Vador s’éloigna sans écouter les objections du chasseur de primes. Des stormtroopers l’écartèrent et encerclèrent Juno. Des mains gantées la saisirent aux épaules et aux coudes. Des silhouettes en armure l’escortèrent devant et derrière. Elle put à peine voir le sommet de l’antenne à haut débit du chasseur de primes qui tournait les talons et retournait d’un pas lourd vers son vaisseau.

Vador se déplaçait vite. Les stormtroopers poussaient Juno pour essayer de le suivre, ce qui la faisait parfois trébucher. Elle n’avait pas bien regardé l’usine avant d’y pénétrer mais le bâtiment semblait immense, la structure entière avait la taille d’une ville et couvrait une vaste partie de l’océan. Ils passèrent devant des espèces non-humaines au long cou qui s’éloignaient au passage de Dark Vador, par respect ou par crainte, sans doute les deux. Des natifs de Kamino, supposa-t-elle. Ce devait être les généticiens à l’origine de l’armée de clones qui avait donné à l’Empereur un avantage majeur pour renverser la République.

Elle n’aimait pas la rapidité avec laquelle ils progressaient. Vador avait quelque chose en tête. Plus elle pouvait l’en distraire, mieux ce serait.

— Il arrive, vous savez, lança-t-elle dans le dos de Vador. Ça ne vous inquiète pas ?

Le Seigneur Noir poursuivit sa route sans lui prêter attention.

— Je veux dire… il vous a déjà battu une fois. Vous le savez mieux que moi. Un homme de moins d’envergure vous aurait tué sur-le-champ. Voulez-vous vraiment lui donner l’occasion de changer d’avis ?

Rien. Juste le bourdonnement désagréable du respirateur, aussi implacable que le bruit de ses pas lourds.
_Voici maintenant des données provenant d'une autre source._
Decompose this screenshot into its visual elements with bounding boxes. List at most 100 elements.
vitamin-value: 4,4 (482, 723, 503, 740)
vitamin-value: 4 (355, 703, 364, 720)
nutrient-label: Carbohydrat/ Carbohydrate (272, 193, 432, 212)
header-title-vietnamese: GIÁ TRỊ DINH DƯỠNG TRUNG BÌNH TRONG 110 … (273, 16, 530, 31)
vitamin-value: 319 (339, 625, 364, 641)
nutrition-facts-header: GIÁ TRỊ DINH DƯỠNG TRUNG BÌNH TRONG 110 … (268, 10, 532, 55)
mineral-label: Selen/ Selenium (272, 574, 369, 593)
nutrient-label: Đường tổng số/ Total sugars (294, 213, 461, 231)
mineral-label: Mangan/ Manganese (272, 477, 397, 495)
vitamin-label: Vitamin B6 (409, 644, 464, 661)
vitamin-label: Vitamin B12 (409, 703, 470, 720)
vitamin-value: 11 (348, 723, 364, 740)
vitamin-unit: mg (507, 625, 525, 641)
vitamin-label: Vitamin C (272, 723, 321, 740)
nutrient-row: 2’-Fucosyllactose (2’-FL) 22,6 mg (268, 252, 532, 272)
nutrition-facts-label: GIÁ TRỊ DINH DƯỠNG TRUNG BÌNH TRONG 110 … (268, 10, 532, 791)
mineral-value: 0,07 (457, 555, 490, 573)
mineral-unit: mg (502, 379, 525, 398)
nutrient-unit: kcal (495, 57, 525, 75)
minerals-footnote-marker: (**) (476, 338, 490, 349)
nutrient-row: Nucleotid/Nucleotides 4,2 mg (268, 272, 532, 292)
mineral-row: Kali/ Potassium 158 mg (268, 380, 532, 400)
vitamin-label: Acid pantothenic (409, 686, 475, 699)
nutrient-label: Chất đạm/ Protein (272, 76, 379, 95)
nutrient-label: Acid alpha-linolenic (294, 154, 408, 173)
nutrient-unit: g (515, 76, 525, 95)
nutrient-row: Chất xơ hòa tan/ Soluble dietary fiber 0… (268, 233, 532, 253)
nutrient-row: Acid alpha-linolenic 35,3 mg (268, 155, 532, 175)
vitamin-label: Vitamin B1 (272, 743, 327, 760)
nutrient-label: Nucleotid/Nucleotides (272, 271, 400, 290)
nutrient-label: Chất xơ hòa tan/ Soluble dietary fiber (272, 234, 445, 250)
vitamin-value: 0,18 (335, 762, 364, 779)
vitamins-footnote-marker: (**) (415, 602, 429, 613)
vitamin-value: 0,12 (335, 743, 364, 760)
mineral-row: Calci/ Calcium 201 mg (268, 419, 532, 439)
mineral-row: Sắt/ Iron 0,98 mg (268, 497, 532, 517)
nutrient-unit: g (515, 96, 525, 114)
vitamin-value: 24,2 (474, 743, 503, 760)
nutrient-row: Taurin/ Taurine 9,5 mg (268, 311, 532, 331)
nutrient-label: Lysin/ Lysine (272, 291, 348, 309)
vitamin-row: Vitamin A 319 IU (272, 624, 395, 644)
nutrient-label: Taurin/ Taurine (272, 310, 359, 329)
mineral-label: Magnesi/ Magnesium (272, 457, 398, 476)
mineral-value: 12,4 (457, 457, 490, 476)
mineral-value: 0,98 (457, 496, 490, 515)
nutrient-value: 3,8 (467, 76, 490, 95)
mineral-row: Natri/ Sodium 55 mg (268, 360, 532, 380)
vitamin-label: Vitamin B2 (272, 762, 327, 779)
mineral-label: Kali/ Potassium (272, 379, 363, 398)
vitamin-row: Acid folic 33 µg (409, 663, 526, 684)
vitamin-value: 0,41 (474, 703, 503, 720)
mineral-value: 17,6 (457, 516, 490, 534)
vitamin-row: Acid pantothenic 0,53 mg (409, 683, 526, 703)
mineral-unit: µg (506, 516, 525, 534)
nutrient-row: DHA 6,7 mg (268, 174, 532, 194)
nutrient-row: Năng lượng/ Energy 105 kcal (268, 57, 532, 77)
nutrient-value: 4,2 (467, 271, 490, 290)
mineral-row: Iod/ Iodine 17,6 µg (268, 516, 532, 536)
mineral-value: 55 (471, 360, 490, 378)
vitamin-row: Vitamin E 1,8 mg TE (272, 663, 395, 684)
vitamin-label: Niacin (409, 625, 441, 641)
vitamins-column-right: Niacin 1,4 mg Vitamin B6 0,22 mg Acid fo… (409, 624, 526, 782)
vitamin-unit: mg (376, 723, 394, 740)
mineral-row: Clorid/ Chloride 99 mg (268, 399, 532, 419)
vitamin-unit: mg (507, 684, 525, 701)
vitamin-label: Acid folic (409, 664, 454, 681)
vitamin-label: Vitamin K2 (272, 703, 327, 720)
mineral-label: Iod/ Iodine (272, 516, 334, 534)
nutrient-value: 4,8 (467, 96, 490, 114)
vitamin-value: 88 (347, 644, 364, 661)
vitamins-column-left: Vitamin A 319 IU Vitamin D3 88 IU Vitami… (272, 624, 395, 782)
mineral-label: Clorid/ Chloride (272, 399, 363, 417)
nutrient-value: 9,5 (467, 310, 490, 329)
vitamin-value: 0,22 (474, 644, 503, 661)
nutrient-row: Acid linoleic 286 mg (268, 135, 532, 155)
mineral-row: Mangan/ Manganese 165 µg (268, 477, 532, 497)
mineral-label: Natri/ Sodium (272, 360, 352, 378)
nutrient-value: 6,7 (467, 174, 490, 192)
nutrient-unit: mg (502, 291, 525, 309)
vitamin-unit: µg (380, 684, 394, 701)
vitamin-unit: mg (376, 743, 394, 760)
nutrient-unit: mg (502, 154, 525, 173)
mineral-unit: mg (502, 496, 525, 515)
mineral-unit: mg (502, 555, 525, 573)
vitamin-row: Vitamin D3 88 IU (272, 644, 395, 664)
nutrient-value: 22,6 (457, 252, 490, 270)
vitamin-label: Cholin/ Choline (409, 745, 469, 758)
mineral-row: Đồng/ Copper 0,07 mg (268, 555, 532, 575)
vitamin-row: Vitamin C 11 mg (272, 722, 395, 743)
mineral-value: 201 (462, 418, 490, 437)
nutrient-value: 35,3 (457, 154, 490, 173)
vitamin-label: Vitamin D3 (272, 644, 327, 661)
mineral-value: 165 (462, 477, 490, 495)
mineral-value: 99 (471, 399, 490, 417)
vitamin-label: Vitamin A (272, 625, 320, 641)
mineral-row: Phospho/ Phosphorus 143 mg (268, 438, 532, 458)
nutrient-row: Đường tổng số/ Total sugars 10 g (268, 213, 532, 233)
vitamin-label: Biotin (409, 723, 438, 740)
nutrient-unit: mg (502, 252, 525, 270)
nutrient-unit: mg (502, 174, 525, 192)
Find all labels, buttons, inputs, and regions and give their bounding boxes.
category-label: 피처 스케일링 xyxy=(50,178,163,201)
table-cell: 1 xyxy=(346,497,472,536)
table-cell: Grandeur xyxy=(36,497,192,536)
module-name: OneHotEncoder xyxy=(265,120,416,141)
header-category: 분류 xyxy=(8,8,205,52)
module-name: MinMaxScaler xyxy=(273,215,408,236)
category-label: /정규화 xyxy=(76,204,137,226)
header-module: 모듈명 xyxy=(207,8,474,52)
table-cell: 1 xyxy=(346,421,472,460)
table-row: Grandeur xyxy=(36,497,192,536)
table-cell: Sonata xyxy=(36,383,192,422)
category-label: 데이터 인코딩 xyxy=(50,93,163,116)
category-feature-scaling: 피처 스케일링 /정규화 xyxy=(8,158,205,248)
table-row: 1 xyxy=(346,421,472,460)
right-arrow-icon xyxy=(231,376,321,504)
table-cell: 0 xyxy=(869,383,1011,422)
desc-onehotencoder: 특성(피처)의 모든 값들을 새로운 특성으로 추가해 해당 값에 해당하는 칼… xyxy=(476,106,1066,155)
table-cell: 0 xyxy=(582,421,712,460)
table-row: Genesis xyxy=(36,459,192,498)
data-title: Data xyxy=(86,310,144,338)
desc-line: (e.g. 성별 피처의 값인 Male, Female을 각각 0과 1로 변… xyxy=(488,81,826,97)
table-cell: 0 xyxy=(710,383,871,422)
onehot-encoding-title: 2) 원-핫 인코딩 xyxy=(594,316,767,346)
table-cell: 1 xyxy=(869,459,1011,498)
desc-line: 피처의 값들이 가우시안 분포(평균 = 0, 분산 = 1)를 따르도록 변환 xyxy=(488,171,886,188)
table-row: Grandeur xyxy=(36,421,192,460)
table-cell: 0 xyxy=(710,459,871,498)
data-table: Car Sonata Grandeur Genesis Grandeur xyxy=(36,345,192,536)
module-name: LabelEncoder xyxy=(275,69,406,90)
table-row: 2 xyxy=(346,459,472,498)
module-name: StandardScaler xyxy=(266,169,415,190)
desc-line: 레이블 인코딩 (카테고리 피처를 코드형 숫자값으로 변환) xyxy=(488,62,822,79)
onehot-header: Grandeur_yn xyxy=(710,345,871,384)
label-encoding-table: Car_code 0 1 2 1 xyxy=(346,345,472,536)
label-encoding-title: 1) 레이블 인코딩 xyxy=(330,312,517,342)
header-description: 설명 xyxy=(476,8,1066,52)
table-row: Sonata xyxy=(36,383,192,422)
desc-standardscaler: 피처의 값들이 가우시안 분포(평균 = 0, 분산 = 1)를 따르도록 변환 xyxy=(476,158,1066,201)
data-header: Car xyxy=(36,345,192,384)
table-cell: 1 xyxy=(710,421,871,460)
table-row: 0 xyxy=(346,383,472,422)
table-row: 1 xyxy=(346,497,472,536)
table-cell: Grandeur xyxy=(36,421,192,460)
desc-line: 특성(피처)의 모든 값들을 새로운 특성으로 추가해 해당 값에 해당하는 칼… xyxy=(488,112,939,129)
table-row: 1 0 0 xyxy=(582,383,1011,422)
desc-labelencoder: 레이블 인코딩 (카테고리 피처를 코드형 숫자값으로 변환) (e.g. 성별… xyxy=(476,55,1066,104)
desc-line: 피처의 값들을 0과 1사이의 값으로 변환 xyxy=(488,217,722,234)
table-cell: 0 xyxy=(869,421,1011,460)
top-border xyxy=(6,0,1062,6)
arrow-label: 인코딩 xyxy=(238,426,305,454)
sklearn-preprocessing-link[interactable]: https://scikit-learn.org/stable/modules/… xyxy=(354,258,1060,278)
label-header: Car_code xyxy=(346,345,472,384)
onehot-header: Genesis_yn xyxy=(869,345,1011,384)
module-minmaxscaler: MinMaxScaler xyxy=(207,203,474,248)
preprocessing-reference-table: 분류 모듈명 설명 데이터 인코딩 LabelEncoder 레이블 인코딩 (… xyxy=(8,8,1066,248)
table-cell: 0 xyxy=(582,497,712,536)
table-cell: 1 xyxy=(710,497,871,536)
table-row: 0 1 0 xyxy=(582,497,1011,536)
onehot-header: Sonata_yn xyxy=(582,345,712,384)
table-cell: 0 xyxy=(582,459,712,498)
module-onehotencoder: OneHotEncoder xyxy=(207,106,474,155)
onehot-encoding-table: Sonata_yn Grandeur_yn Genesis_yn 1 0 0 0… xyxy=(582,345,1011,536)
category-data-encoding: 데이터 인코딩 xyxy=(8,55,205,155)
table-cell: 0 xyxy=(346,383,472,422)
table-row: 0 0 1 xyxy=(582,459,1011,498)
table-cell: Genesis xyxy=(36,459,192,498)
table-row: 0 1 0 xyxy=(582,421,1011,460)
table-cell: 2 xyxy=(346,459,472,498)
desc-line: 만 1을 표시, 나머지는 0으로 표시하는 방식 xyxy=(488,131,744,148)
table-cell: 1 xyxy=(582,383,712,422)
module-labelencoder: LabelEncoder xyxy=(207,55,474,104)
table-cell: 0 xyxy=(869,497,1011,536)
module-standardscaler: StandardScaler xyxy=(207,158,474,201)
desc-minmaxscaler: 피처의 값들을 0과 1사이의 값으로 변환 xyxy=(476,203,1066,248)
— Quand vous ne serez plus là, quelle chance restera-t-il à l’Empereur ? C’est vous que tout le monde craint. Mais peut-être que l’Empire importe peu à vos yeux ? Vous voulez juste protéger vos biens, c’est-à-dire les miettes que l’Empereur laisse tomber de la table pour que vous continuiez à collaborer.

Toujours rien. À regrets, elle admit que la provocation n’était pas une stratégie efficace. Vador n’était pas du genre à perdre facilement le contrôle. Mais ce n’était pas la seule raison qu’elle avait de continuer à le houspiller.

— Pour être honnête, dit-elle, je suis un peu déçue. M’utiliser comme appât montre à quel point vous êtes poussé à bout. Comment savez-vous que cela fonctionnera ? S’il vient ici, ce n’est pas pour moi, c’est pour vous. C’est vous qu’il veut.

Elle attendit un moment avant d’ajouter :

— C’est étonnant, d’ailleurs, quand on y pense. Plus vous le chassez, plus il revient à la charge. Vous pouvez le punir tant que vous voulez, le trahir si ça vous chante, il revient et en redemande. Je commence à me demander s’il n’est pas de votre côté depuis le début, sans le savoir.

Ils pénétrèrent dans une nouvelle section de l’usine qui contenait de vastes dômes remplis de corps en cours de croissance : les futurs stormtroopers pour l’armée de l’Empire. Cela la poussa à changer d’angle d’attaque.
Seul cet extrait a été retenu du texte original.